P99 goes a different way, in that it tries to remove most of the burden from the programmer of both caller and callee. Let us look at the hypothetical function

char const* hostname(char buffer[], size_t len);

which could be defined as being similar to the POSIX gethostname function, only that it doesn't return an error indicator but a pointer to the name or a null pointer if it fails. An old time (and dangerous!) calling convention for such a function would perhaps have been to return a statically allocated buffer in case that the buffer argument is a null pointer.

P99 lets you define more convenient and less dangerous calling conventions: Default arguments to functions allows us to define a macro of the same name that uses a compound litteral if no argument is given to the same function.

#define hostname(...) P99_CALL_DEFARG(hostname, 2, __VA_ARGS__)
#define hostname_defarg_0() P99_LVAL(char[HOSTNAME_MAX])
#define hostname_defarg_1() HOST_NAME_MAX

This defines three different macros. One that is used where the programmer places a call to hostname. The other two, hostname_defarg_0 and hostname_defarg_1, are used by the macro hostname when the respective arguments are left out.

Now hostname can be used in three different ways.

  1. Such that the caller is responsible and obtains space on the heap:
    char const*const host = hostname(malloc(mylen), mylen);
    .
    free(host);
  2. Such that the caller initializes its own variable that has a storage class that best fits its needs:
    char host[mylen];
    .
    hostname(host, mylen);
  3. Or such that the space is allocated on the stack of the current call scope:
    char const*const host = hostname();

The later is then equivalent to

char tmp[HOSTNAME_MAX] = { 0 };
char const*const host = hostname(tmp, HOSTNAME_MAX);

but without leaving a non-const access to the contents of tmp.

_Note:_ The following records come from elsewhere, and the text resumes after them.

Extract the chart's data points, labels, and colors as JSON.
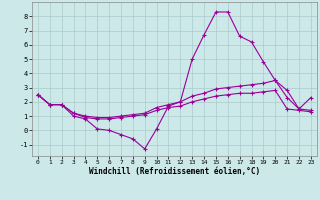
{
  "xlabel": "Windchill (Refroidissement éolien,°C)",
  "background_color": "#cce8e8",
  "grid_color": "#aacccc",
  "line_color": "#990099",
  "x": [
    0,
    1,
    2,
    3,
    4,
    5,
    6,
    7,
    8,
    9,
    10,
    11,
    12,
    13,
    14,
    15,
    16,
    17,
    18,
    19,
    20,
    21,
    22,
    23
  ],
  "line1": [
    2.5,
    1.8,
    1.8,
    1.0,
    0.8,
    0.1,
    0.0,
    -0.3,
    -0.6,
    -1.3,
    0.1,
    1.7,
    2.0,
    5.0,
    6.7,
    8.3,
    8.3,
    6.6,
    6.2,
    4.8,
    3.5,
    2.3,
    1.5,
    2.3
  ],
  "line2": [
    2.5,
    1.8,
    1.8,
    1.2,
    1.0,
    0.9,
    0.9,
    1.0,
    1.1,
    1.2,
    1.6,
    1.8,
    2.0,
    2.4,
    2.6,
    2.9,
    3.0,
    3.1,
    3.2,
    3.3,
    3.5,
    2.8,
    1.5,
    1.4
  ],
  "line3": [
    2.5,
    1.8,
    1.8,
    1.2,
    0.9,
    0.8,
    0.8,
    0.9,
    1.0,
    1.1,
    1.4,
    1.6,
    1.7,
    2.0,
    2.2,
    2.4,
    2.5,
    2.6,
    2.6,
    2.7,
    2.8,
    1.5,
    1.4,
    1.3
  ],
  "ylim": [
    -1.8,
    9.0
  ],
  "xlim": [
    -0.5,
    23.5
  ],
  "yticks": [
    -1,
    0,
    1,
    2,
    3,
    4,
    5,
    6,
    7,
    8
  ],
  "xticks": [
    0,
    1,
    2,
    3,
    4,
    5,
    6,
    7,
    8,
    9,
    10,
    11,
    12,
    13,
    14,
    15,
    16,
    17,
    18,
    19,
    20,
    21,
    22,
    23
  ]
}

It uses a temporary value that is only valid inside the block in which the get_hostname macro is expanded. The handling of this temporary is implicit; neither the caller nor the callee have to worry of allocating or deallocating it. On the calling side this convention is simple to use without having the callee expose a static buffer.

In P99, it is currently applied in a few places, in particular in the header file "p99_posix_default.h". Its use will probably grow in future releases.